CityView, The Assembly create strategic partnership

Fayetteville and Durham-based news organizations working to strengthen local reporting

Posted

FAYETTEVILLE — CityView, a Fayetteville-based online news organization, and The Assembly, a digital-first magazine covering power and place in North Carolina, have launched a strategic partnership to strengthen local reporting across Fayetteville and the Sandhills.

The goal, according to CityView owner Tony Chavonne and Assembly founder Kyle Villemain, is to bring together two teams: one with local knowledge, relationships, and a long track record of commitment to place, and one with a statewide view and a reputation for in-depth, investigative reporting. 

Together, both teams can achieve more than they could alone: Fayetteville will benefit from more rigorous and stronger reporting, and statewide readers will gain a better understanding of one of the state’s most unique and diverse cities. 

“Collaboration is key in order to establish sustainable news coverage models in America’s hometowns,” said CityView Publisher Tony Chavonne. “The expertise, professional connections and institutional knowledge that The Assembly brings to our joint relationship helps ensure that CityView can meet its goal of equipping people with the information they need to make the places they live better. We remain committed to the belief that an informed public builds a better community.”

 

The Assembly will provide editorial support for news, features and investigative reporting for CityView, and the two organizations will work to increasingly pool resources for back-end functions, including marketing, digital strategy, design and copyediting. Leadership from the two outlets will meet weekly to plan joint editorial efforts and support, as well as to discuss shared resources and needs, and explore further integrations.

As part of the partnership, CityView’s expanding newsroom will include grant-funded healthcare reporting, a growing “HomeFront” initiative for military reporting in and around Fort Liberty, and the addition of reporting interns in conjunction with Fayetteville State University. CityView also employs a number of freelance reporters to provide local government and politics reporting and sports coverage in Cumberland County.

A re-launch of a newly designed and structured CityView Today — a free daily digital newsletter serving Fayetteville and Cumberland County — and website are planned for the fall, according to new Executive Editor Bill Horner III.

“CityView Today already has a large audience and high reader engagement,” Horner said. “We’re going to make it absolutely essential reading by expanding our storytelling, using new story forms and focusing on news and beats that are most vital to life and living in Fayetteville.”

Horner joins the CityView team after a four-decade newspaper career, including more than 30 years with The Sanford Herald, founded by his grandfather in 1930. As a partner in Chatham Media Group beginning in late 2018, Horner most recently served as publisher and editor of the Chatham News + Record until the newspaper’s sale in May. Over the last four years, the newspaper and its new products won more news awards than any weekly publication in North Carolina.

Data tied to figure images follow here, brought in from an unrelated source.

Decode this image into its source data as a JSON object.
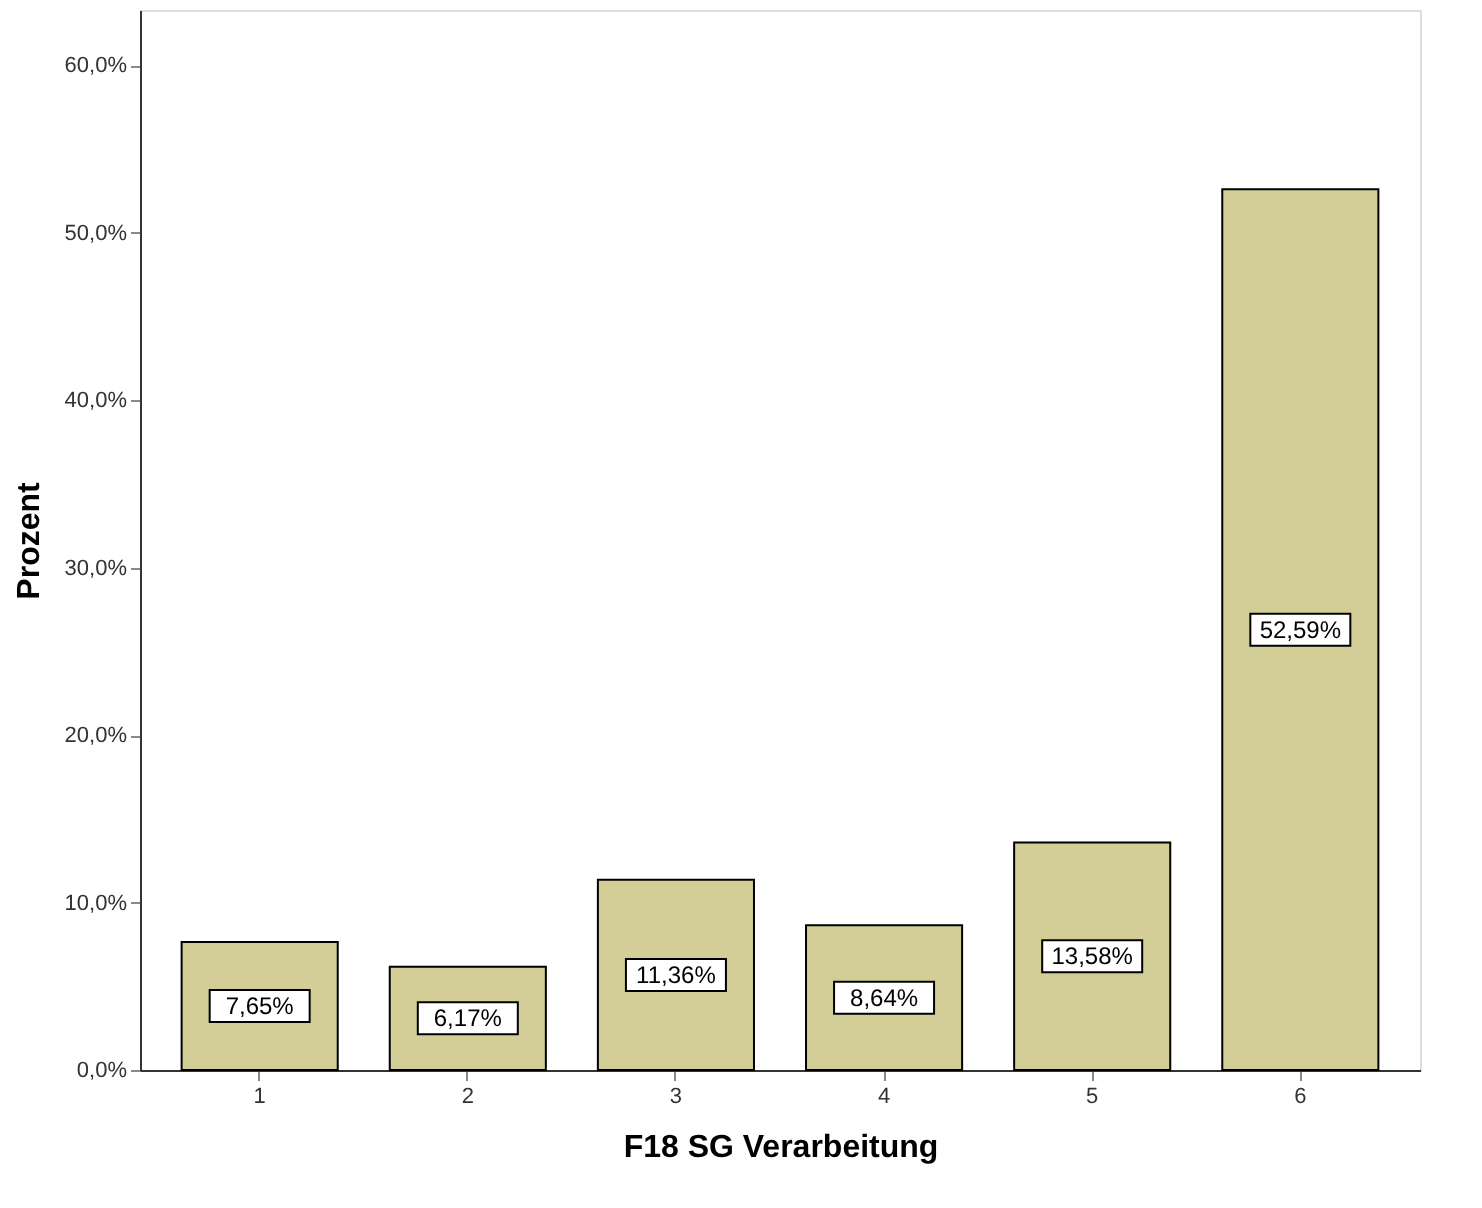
{
  "chart_data": {
    "type": "bar",
    "xlabel": "F18 SG Verarbeitung",
    "ylabel": "Prozent",
    "categories": [
      "1",
      "2",
      "3",
      "4",
      "5",
      "6"
    ],
    "values": [
      7.65,
      6.17,
      11.36,
      8.64,
      13.58,
      52.59
    ],
    "value_labels": [
      "7,65%",
      "6,17%",
      "11,36%",
      "8,64%",
      "13,58%",
      "52,59%"
    ],
    "color": "#d3ce97",
    "ylim": [
      0,
      63.3
    ],
    "yticks": [
      {
        "value": 0,
        "label": "0,0%"
      },
      {
        "value": 10,
        "label": "10,0%"
      },
      {
        "value": 20,
        "label": "20,0%"
      },
      {
        "value": 30,
        "label": "30,0%"
      },
      {
        "value": 40,
        "label": "40,0%"
      },
      {
        "value": 50,
        "label": "50,0%"
      },
      {
        "value": 60,
        "label": "60,0%"
      }
    ],
    "grid": false
  }
}
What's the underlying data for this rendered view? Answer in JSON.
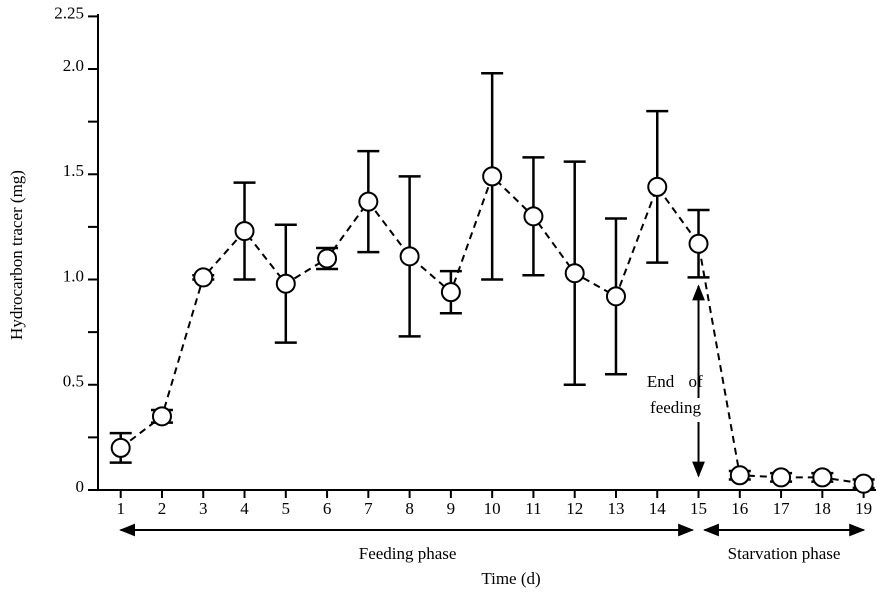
{
  "chart_data": {
    "type": "line",
    "y_label": "Hydrocarbon tracer (mg)",
    "x_label": "Time (d)",
    "x": [
      1,
      2,
      3,
      4,
      5,
      6,
      7,
      8,
      9,
      10,
      11,
      12,
      13,
      14,
      15,
      16,
      17,
      18,
      19
    ],
    "series": [
      {
        "color": "#000000",
        "values": [
          0.2,
          0.35,
          1.01,
          1.23,
          0.98,
          1.1,
          1.37,
          1.11,
          0.94,
          1.49,
          1.3,
          1.03,
          0.92,
          1.44,
          1.17,
          0.07,
          0.06,
          0.06,
          0.03
        ],
        "errors": [
          0.07,
          0.03,
          0.01,
          0.23,
          0.28,
          0.05,
          0.24,
          0.38,
          0.1,
          0.49,
          0.28,
          0.53,
          0.37,
          0.36,
          0.16,
          0.02,
          0.02,
          0.02,
          0.02
        ]
      }
    ],
    "xlim": [
      0.45,
      19.3
    ],
    "xticks": [
      1,
      2,
      3,
      4,
      5,
      6,
      7,
      8,
      9,
      10,
      11,
      12,
      13,
      14,
      15,
      16,
      17,
      18,
      19
    ],
    "ylim": [
      0,
      2.25
    ],
    "yticks": [
      0,
      0.5,
      {
        "value": 1,
        "label": "1.0"
      },
      1.5,
      {
        "value": 2,
        "label": "2.0"
      },
      2.25
    ],
    "yminor_ticks": [
      0.25,
      0.75,
      1.25,
      1.75
    ],
    "annotation": {
      "lines": [
        "End",
        "of",
        "feeding"
      ],
      "x": 15
    },
    "phases": [
      {
        "label": "Feeding phase",
        "start": 1,
        "end": 15
      },
      {
        "label": "Starvation phase",
        "start": 15,
        "end": 19
      }
    ]
  }
}
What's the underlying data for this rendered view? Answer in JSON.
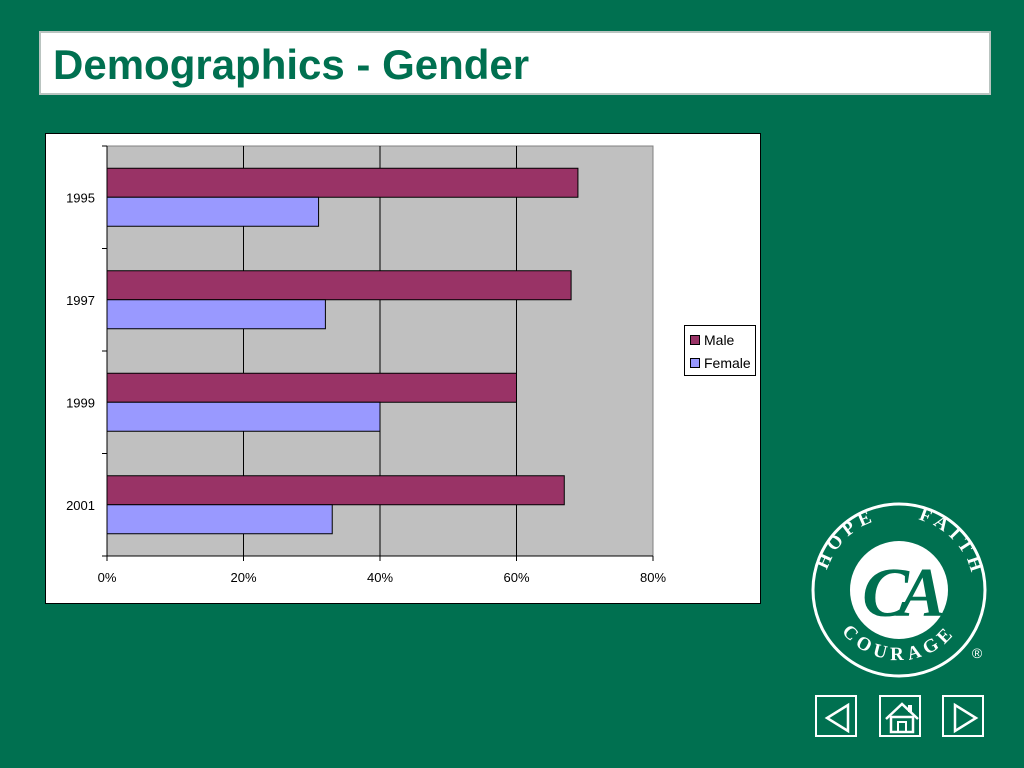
{
  "slide": {
    "title": "Demographics - Gender",
    "background_color": "#007050"
  },
  "chart_data": {
    "type": "bar",
    "orientation": "horizontal",
    "title": "",
    "categories": [
      "1995",
      "1997",
      "1999",
      "2001"
    ],
    "series": [
      {
        "name": "Male",
        "color": "#993366",
        "values": [
          69,
          68,
          60,
          67
        ]
      },
      {
        "name": "Female",
        "color": "#9999ff",
        "values": [
          31,
          32,
          40,
          33
        ]
      }
    ],
    "x_ticks": [
      "0%",
      "20%",
      "40%",
      "60%",
      "80%"
    ],
    "xlim": [
      0,
      80
    ],
    "x_unit": "%",
    "grid": true,
    "plot_background": "#c0c0c0",
    "legend_position": "right"
  },
  "logo": {
    "top_words": [
      "HOPE",
      "FAITH"
    ],
    "bottom_word": "COURAGE",
    "monogram": "CA",
    "registered_mark": "®"
  },
  "nav": {
    "icons": [
      "previous-arrow-icon",
      "home-icon",
      "next-arrow-icon"
    ]
  }
}
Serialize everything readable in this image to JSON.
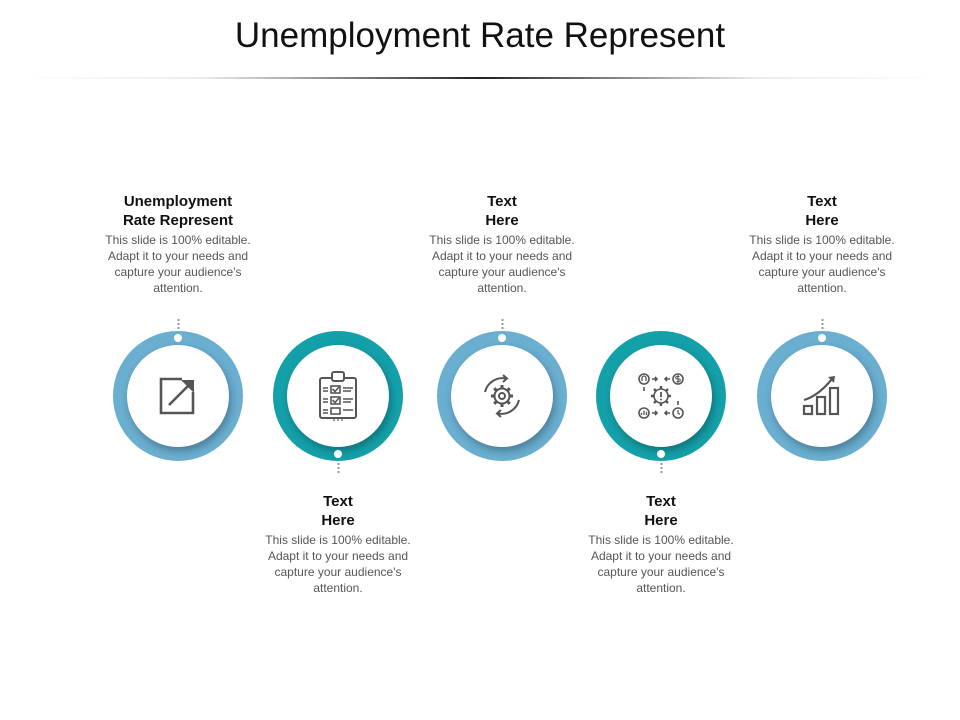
{
  "title": "Unemployment Rate Represent",
  "colors": {
    "light_blue": "#6aaed0",
    "teal": "#14a0a9",
    "icon_gray": "#555555"
  },
  "steps": [
    {
      "heading_line1": "Unemployment",
      "heading_line2": "Rate Represent",
      "body": "This slide is 100% editable. Adapt it to your needs and capture your audience's attention.",
      "icon": "external-link-icon",
      "ring_color": "light_blue",
      "text_position": "top"
    },
    {
      "heading_line1": "Text",
      "heading_line2": "Here",
      "body": "This slide is 100% editable. Adapt it to your needs and capture your audience's attention.",
      "icon": "clipboard-checklist-icon",
      "ring_color": "teal",
      "text_position": "bottom"
    },
    {
      "heading_line1": "Text",
      "heading_line2": "Here",
      "body": "This slide is 100% editable. Adapt it to your needs and capture your audience's attention.",
      "icon": "gear-cycle-icon",
      "ring_color": "light_blue",
      "text_position": "top"
    },
    {
      "heading_line1": "Text",
      "heading_line2": "Here",
      "body": "This slide is 100% editable. Adapt it to your needs and capture your audience's attention.",
      "icon": "management-gear-icon",
      "ring_color": "teal",
      "text_position": "bottom"
    },
    {
      "heading_line1": "Text",
      "heading_line2": "Here",
      "body": "This slide is 100% editable. Adapt it to your needs and capture your audience's attention.",
      "icon": "growth-chart-icon",
      "ring_color": "light_blue",
      "text_position": "top"
    }
  ]
}
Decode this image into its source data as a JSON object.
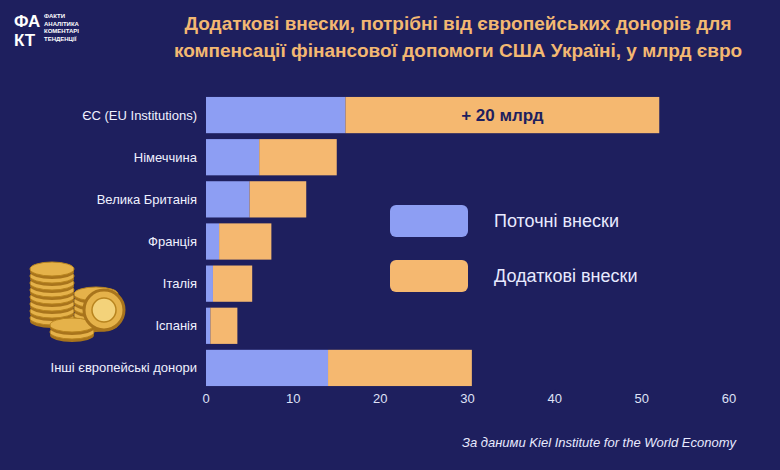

Maydha Devarajan, a former Chatham News + Record reporter who is finishing a fellowship at Facing South in Durham, will join CityView in October as managing editor. CityView Today reporters Char Morrison and Evey Weisblat will focus on government and other news coverage; long-time CityView editor and writer Bobby Parker will contribute and continue to lead CityView’s magazine team.

CityView magazine, which publishes monthly, will continue its focus to inform, involve and inspire readers by telling good stories that matter to its community, and to publish an array of specialty publications.

The Assembly is a subscription-based digital magazine that reports across North Carolina. Partnerships in the Triangle, with the 40-year-old alt-weekly INDY Week, and in Wilmington, with the public radio station WHQR, represent two other city and regional collaborations designed to create a network of reporters and readers across the state that can benefit from pooled resources, joint reporting, and shared talent. 

 

CityView and The Assembly both remain independent outlets with their own governance structures.